Those of us who advise business clients, including real estate development clients, about state and local regulatory matters are pretty comfortable working under the long-standing division of authority between cities and state or federal regulators. We understand, for example, that local units of government are creatures of the state legislature, with powers limited to the specific grant of authority by the legislature (subject to some additional authority for charter cities). We accept that cities get to establish local zoning and development regulations governing development and construction activities, based on express authority conferred under state or federal law or regulations. There has been a long-standing tension, however, between state and local governments about what a given city is expressly or impliedly authorized to do under a city’s so-called police powers, absent a clear preemption.

In some areas of regulation, like environmental protection, we rely on policies that are established at the state or federal level to ensure some level of uniformity and consistency. In recent years we have seen cities go in a whole new direction by enacting policies pertaining to areas historically reserved to state or even federal agencies. Refer to municipal actions regarding climate change, minimum wage and mandatory employee benefits as recent examples. Why should the real estate development community care about this trend?
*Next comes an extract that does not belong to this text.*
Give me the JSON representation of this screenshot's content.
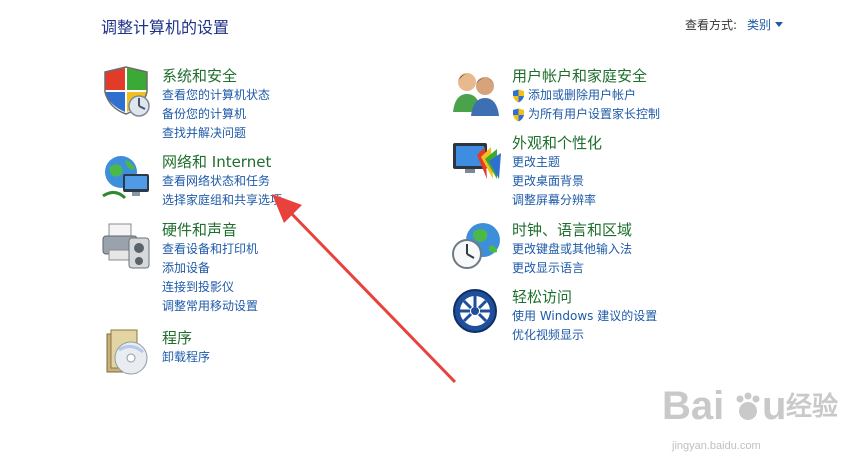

Our clients who are considering whether to invest in a particular city, such as Minneapolis or St. Paul, now not only need to be concerned with whether their project complies with local development regulations, but also whether their very business operations are uniquely regulated. They may be very concerned that such cities have taken it upon themselves to regulate aspects of their business in a way they have not experienced before. Many cities are pursuing expanded policies in response to social activism within their community or because of perceived inaction by state or federal officials. However, this trend may cause companies to invest their capital elsewhere to avoid the added burdens and cost of one-off local regulations that can be avoided simply by crossing the boundary line to another jurisdiction.

For example, elected officials in Minneapolis have for several years been pushing to enact a substantially higher minimum wage than what is required under state or federal law, applicable to employers doing business in their city. For those employers who hire affected employees, the associated labor costs will be a new factor for them when deciding whether to site a new coffee shop or fast-casual restaurant in Minneapolis or in an adjacent city without such policies.

Another example relates to climate change and the adoption by cities of sustainability policies. Historically, matters pertaining to environmental protection have centered on state and federal regulation. We understand that cities have authority to regulate stormwater discharge or wetland infiltration, but those policies emanate from state or federal law. Developers and their clients need to consider carefully what a given city may require of them to manage perceived adverse impacts of new or existing development. For some, this is not a concern as their employees or customers are already demanding more aggressive practices in this area. But not very many companies know how to confirm their “carbon footprint” let alone how to manage it or reduce it. For small manufacturers doing business in such cities, it might be the red flag that tells them it’s time to move on.

Given the trend in expanded municipal activism, one has to wonder what are the practical limits to new local government policymaking? If the state environmental regulators have a rule that specifies what is required for environmental review and compliance can a city up the ante and enact its own policies for environmental review, including by establishing more aggressive requirements for environmental impact statements? One clear advantage of having such matters addressed at a higher level is to avoid inconsistent approaches within a state or region that may otherwise lead to confusion and mistakes. We are already seeing this play out as various business organizations have found it necessary to challenge local government actions in court. Thus far the results of such challenges have been mixed. Efforts to preempt local government authority on a broad range of topics have not made much progress – at least not yet.

We have entered a new age of democracy, aided in large measure by the internet, in which one person’s pique can be the basis for forming a coalition and organizing behind a cause, electing local candidates to office and proceeding forthwith to enact new regulations. This is playing out before our eyes in Minneapolis and in other cities in Minnesota and elsewhere. Absent a clear indication of federal or state preemption in any given area, it would appear the tracks are laid down and the train is moving. Unfortunately we don’t yet know the train’s destination or the cost of the ticket.